Себастьян чувствовал себя лучше, чем после того утра в Мэндевилле. Еще летом он завершил дела по приобретению клуба: небольшая библиотека справочной литературы, подписка на различные серьезные журналы и гостиная, где можно было выпить и поговорить с единомышленниками. Клуб «Бургундия» стал прекрасным восстанавливающим средством после двухмесячных испытаний: смерти дяди, которого он по- своему любил; принятия на себя ответственности, от которой он отвык за много лет; и, наконец, преодоления чувства к Диане.
Последнее оказалось невозможным. Неделями он пребывал либо в ярости, либо в тоске: ярости от ее предательства и тоске, что никогда не сможет обладать ею. Когда он пытался забыть се, стараясь сохранить в порядке свою психику, ему это не удавалось. Из всего, чего он не мог достичь, перспектива никогда не увидеть Диану была самой мучительной. Все же он сумел научиться управлять чувствами и строить планы на будущее.
И сейчас на пару минут он решил насладиться теплой комнатой и кампанией друзей. Не было в мире места лучше, чем это, специально предназначенного для развлечения и интеллектуального развития избранного кружка молодых библиофилов. Тем более что среди членов клуба не было женщин, которым даже не разрешалось переступать порог здания.

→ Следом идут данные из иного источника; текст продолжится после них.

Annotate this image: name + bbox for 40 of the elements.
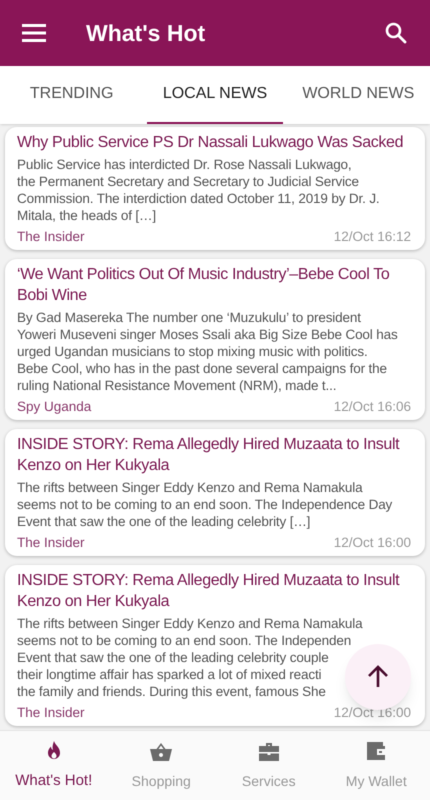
excerpt-line: Bebe Cool, who has in the past done several campaigns for the: [17, 360, 387, 377]
excerpt-line: the Permanent Secretary and Secretary to Judicial Service: [17, 173, 359, 190]
excerpt-line: Commission. The interdiction dated October 11, 2019 by Dr. J.: [17, 190, 380, 207]
excerpt-line: Yoweri Museveni singer Moses Ssali aka Big Size Bebe Cool has: [17, 326, 398, 343]
excerpt-line: By Gad Masereka The number one ‘Muzukulu’ to president: [17, 309, 361, 326]
nav-tab[interactable]: What's Hot!: [0, 731, 108, 800]
article-title: ‘We Want Politics Out Of Music Industry’–Bebe Cool To Bobi Wine: [17, 265, 390, 306]
source-name: The Insider: [17, 534, 85, 552]
tab[interactable]: WORLD NEWS: [290, 66, 426, 124]
excerpt-line: Public Service has interdicted Dr. Rose Nassali Lukwago,: [17, 156, 352, 173]
excerpt-line: ruling National Resistance Movement (NRM), made t...: [17, 377, 336, 394]
excerpt-line: Event that saw the one of the leading celebrity couple: [17, 649, 329, 666]
news-card[interactable]: [5, 429, 425, 556]
timestamp: 12/Oct 16:12: [334, 228, 411, 246]
news-card[interactable]: [5, 565, 425, 726]
excerpt-line: the family and friends. During this event, famous She: [17, 683, 326, 700]
excerpt-line: Event that saw the one of the leading celebrity […]: [17, 513, 310, 530]
source-name: The Insider: [17, 704, 85, 722]
briefcase-icon: [256, 740, 281, 764]
excerpt-line: The rifts between Singer Eddy Kenzo and Rema Namakula: [17, 615, 362, 632]
article-title: INSIDE STORY: Rema Allegedly Hired Muzaata to Insult Kenzo on Her Kukyala: [17, 571, 400, 612]
timestamp: 12/Oct 16:00: [334, 534, 411, 552]
tab[interactable]: LOCAL NEWS: [147, 66, 283, 124]
article-title: INSIDE STORY: Rema Allegedly Hired Muzaata to Insult Kenzo on Her Kukyala: [17, 435, 400, 476]
excerpt-line: The rifts between Singer Eddy Kenzo and Rema Namakula: [17, 479, 362, 496]
tab[interactable]: TRENDING: [4, 66, 140, 124]
article-title: Why Public Service PS Dr Nassali Lukwago Was Sacked: [17, 133, 404, 153]
arrow-up-icon: [367, 665, 389, 689]
excerpt-line: seems not to be coming to an end soon. The Independence Day: [17, 496, 392, 513]
timestamp: 12/Oct 16:06: [334, 398, 411, 416]
excerpt-line: seems not to be coming to an end soon. The Independen: [17, 632, 352, 649]
excerpt-line: urged Ugandan musicians to stop mixing music with politics.: [17, 343, 368, 360]
source-name: The Insider: [17, 228, 85, 246]
excerpt-line: Mitala, the heads of […]: [17, 207, 156, 224]
timestamp: 12/Oct 16:00: [334, 704, 411, 722]
excerpt-line: their longtime affair has sparked a lot of mixed reacti: [17, 666, 322, 683]
news-card[interactable]: [5, 127, 425, 250]
source-name: Spy Uganda: [17, 398, 92, 416]
news-card[interactable]: [5, 259, 425, 420]
app-title: What's Hot: [86, 18, 206, 48]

Себастьян обратил внимание, что Кейн держит в руках книгу.
— Что это у вас?
Главной целью членов клуба было обсуждение различных изданий.
— Баскервилльский Вергилий.
— Превосходно. — Себастьян сначала осмотрел переплет книги, затем открыл том со страницами, набранными изящным шрифтом. — Отличный экземпляр. Люблю голубой сафьян. Где вы раздобыли эту прелесть?
— Книгу нашла моя жена.
Недостатком Кейна было стремление протащить в клуб свою жену. Себастьян, как законно избранный президент клуба, и слышать об этом не хотел. Хотя он вынужден был признать, что молодая леди Чейз хорошо разбирается в книгах, не в пример другим женщинам.
— Ты не поверишь, какие книги Кейн приобрел для своей коллекции этим летом. И все с помощью Джулианы, — сказал Тарквин. — У нее на редкость наметанный глаз, когда надо выбрать лучшую книгу в бесперспективной ситуации.
Джулиана! Неужели Тарквин перешел в лагерь врага?
Насколько знал Себастьян, леди Чейз в девичестве звали Джулианой Мертон, и он никогда бы не согласился обращаться к ней просто по имени. Он неприязненно относился к женщинам, которые предлагали при обращении опускать фамилию. Он надеялся, правда, что у Кейна не будет причин пожалеть о своем браке.